A Map of that Part of/ BUCKS COUNTY/ released by the Indians to the Proprietaries/ of Pensilvania in September 1737 ("Walking Purchase Map")
Date1737-1738
Cartographer
Lewis Evans (ca. 1700-1756)
OriginAmerica, Pennsylvania
MediumIron gall ink with watercolor on laid paper
DimensionsOH: 18" x OW: 14 1/2; Framed: OH: 23 7/8" x OW: 20 1/4"
Credit LineMuseum Purchase
Object number2006-122
DescriptionThe text in the upper left corner reads: "A Map of that Part of/ BUCKS COUNTY/ released by the Indians to the Proprietaries/ of Pensilvania in September 1737,/ as by a former agreement made with the said/ Indians by the Extent of a mans walk in a day/ and a half and from thence by a right Line/ to Delaware River"Label TextBy the 1730s, William Penn's sons, John and Thomas, began to sell off frontier lands to prospective settlers that had never been purchased from the Indians. This map, illustrating a tract of land in Bucks County, Pennsylvania, along the Delaware River, commemorates a very controversial land transaction between the Penn family and the Delaware Indians called the Walking Purchase. In 1737, the Penn's agents coerced four leaders from the Six Nations to sign an agreement acknowledging that William Penn had negotiated an earlier deed for the Bucks County tract. Since the land had not been surveyed at the time the alleged transaction was to have taken place, the exact boundaries needed to be determined.
When colonial settlers bought land from Native Americans, the amount of acreage in the transaction was determined by the distance a man could walk in a specified period - generally about twenty miles a day. In the 1737 agreement, the amount of land that could be covered in a day and a half of walking was agreed upon to establish the boundaries of the treaty.
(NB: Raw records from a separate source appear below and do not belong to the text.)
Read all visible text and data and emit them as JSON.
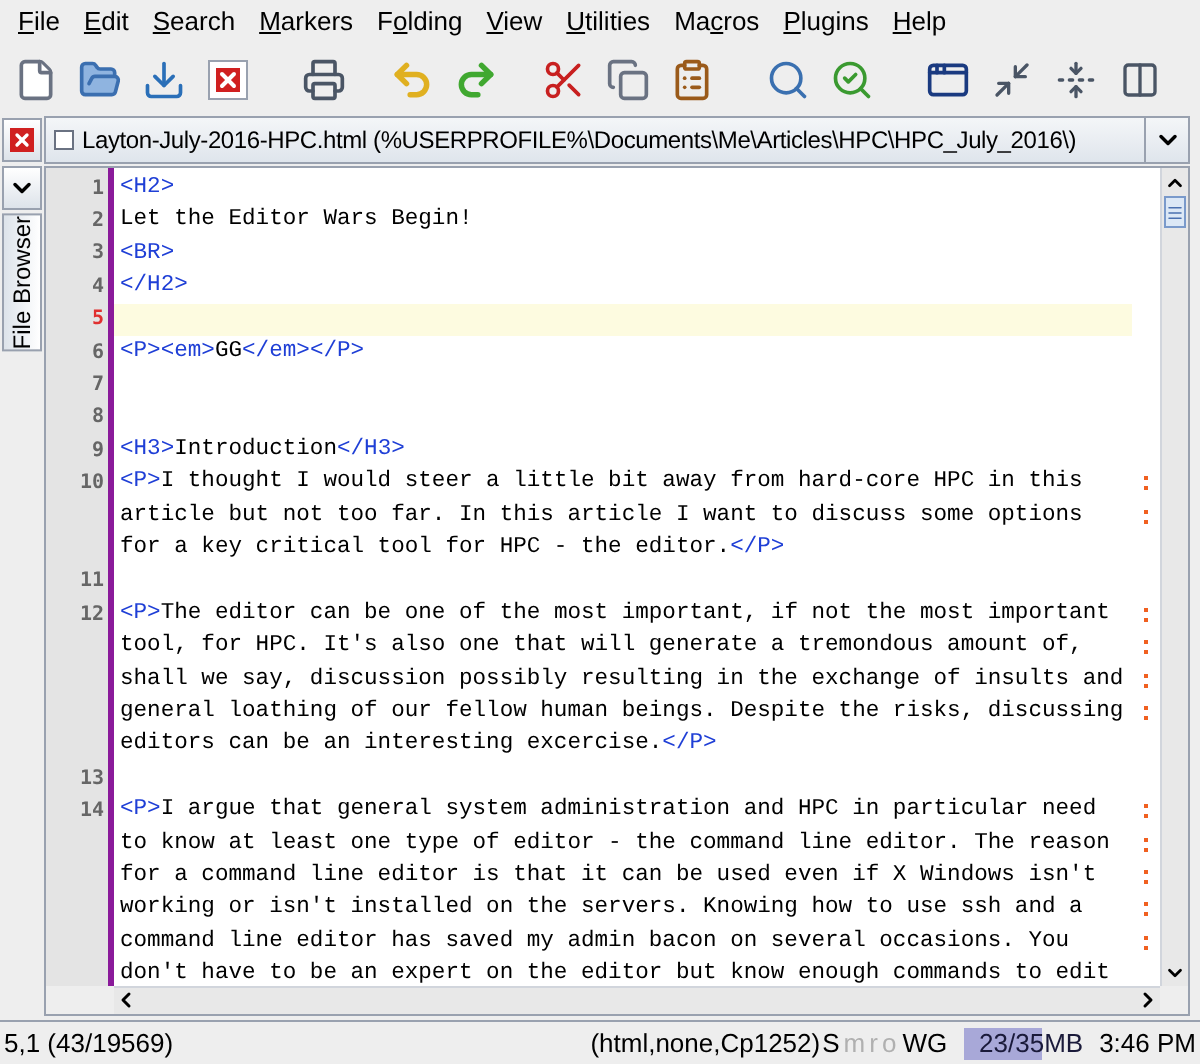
{
  "menu": [
    {
      "key": "F",
      "after": "ile"
    },
    {
      "key": "E",
      "after": "dit"
    },
    {
      "key": "S",
      "after": "earch"
    },
    {
      "key": "M",
      "after": "arkers"
    },
    {
      "before": "F",
      "key": "o",
      "after": "lding"
    },
    {
      "key": "V",
      "after": "iew"
    },
    {
      "key": "U",
      "after": "tilities"
    },
    {
      "before": "Ma",
      "key": "c",
      "after": "ros"
    },
    {
      "key": "P",
      "after": "lugins"
    },
    {
      "key": "H",
      "after": "elp"
    }
  ],
  "tab": {
    "title": "Layton-July-2016-HPC.html (%USERPROFILE%\\Documents\\Me\\Articles\\HPC\\HPC_July_2016\\)"
  },
  "side_panel": {
    "label": "File Browser"
  },
  "lines": [
    {
      "number": "1",
      "selected": false,
      "rows": [
        "<H2>"
      ]
    },
    {
      "number": "2",
      "selected": false,
      "rows": [
        "Let the Editor Wars Begin!"
      ]
    },
    {
      "number": "3",
      "selected": false,
      "rows": [
        "<BR>"
      ]
    },
    {
      "number": "4",
      "selected": false,
      "rows": [
        "</H2>"
      ]
    },
    {
      "number": "5",
      "selected": true
    },
    {
      "number": "6",
      "selected": false,
      "rows": [
        "<P><em>GG</em></P>"
      ]
    },
    {
      "number": "7",
      "selected": false
    },
    {
      "number": "8",
      "selected": false
    },
    {
      "number": "9",
      "selected": false,
      "rows": [
        "<H3>Introduction</H3>"
      ]
    },
    {
      "number": "10",
      "selected": false,
      "rows": [
        "<P>I thought I would steer a little bit away from hard-core HPC in this",
        "article but not too far. In this article I want to discuss some options",
        "for a key critical tool for HPC - the editor.</P>"
      ]
    },
    {
      "number": "11",
      "selected": false
    },
    {
      "number": "12",
      "selected": false,
      "rows": [
        "<P>The editor can be one of the most important, if not the most important",
        "tool, for HPC. It's also one that will generate a tremondous amount of,",
        "shall we say, discussion possibly resulting in the exchange of insults and",
        "general loathing of our fellow human beings. Despite the risks, discussing",
        "editors can be an interesting excercise.</P>"
      ]
    },
    {
      "number": "13",
      "selected": false
    },
    {
      "number": "14",
      "selected": false,
      "rows": [
        "<P>I argue that general system administration and HPC in particular need",
        "to know at least one type of editor - the command line editor. The reason",
        "for a command line editor is that it can be used even if X Windows isn't",
        "working or isn't installed on the servers. Knowing how to use ssh and a",
        "command line editor has saved my admin bacon on several occasions. You",
        "don't have to be an expert on the editor but know enough commands to edit"
      ]
    }
  ],
  "status_bar": {
    "position": "5,1 (43/19569)",
    "mode": "(html,none,Cp1252)",
    "flags": [
      {
        "label": "S",
        "on": true
      },
      {
        "label": "m",
        "on": false
      },
      {
        "label": "r",
        "on": false
      },
      {
        "label": "o",
        "on": false
      }
    ],
    "encoding_flags": "WG",
    "memory": {
      "reading": "23/35MB",
      "level": 0.66
    },
    "time": "3:46 PM"
  }
}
The walking party appointed to run the line consisted of two teams: three Delaware Indians and three men representing the colonial proprietors.
Setting out from the Wrightstown Meetinghouse in Bucks County on the morning of September 19, 1736, the provincials quickly accelerated their leisurely walking pace into a run and were able to cover about sixty-five miles in the time allotted, almost tripling the distance that would ordinarily be possible by using Indian methods of measuring land. The Penn's got the land they wanted, but at the expense of permanently alienating the Delawares. The French took the opportunity afforded by the controversy around the Walking Purchase to embrace the displaced Natives and for the next twenty years angry Delawares moved down the Susquehanna and ravaged Pennsylvania's frontier.
Manuscript descriptions were added to the front and back of this map in the 1750s that convey sympathy for the displaced Natives.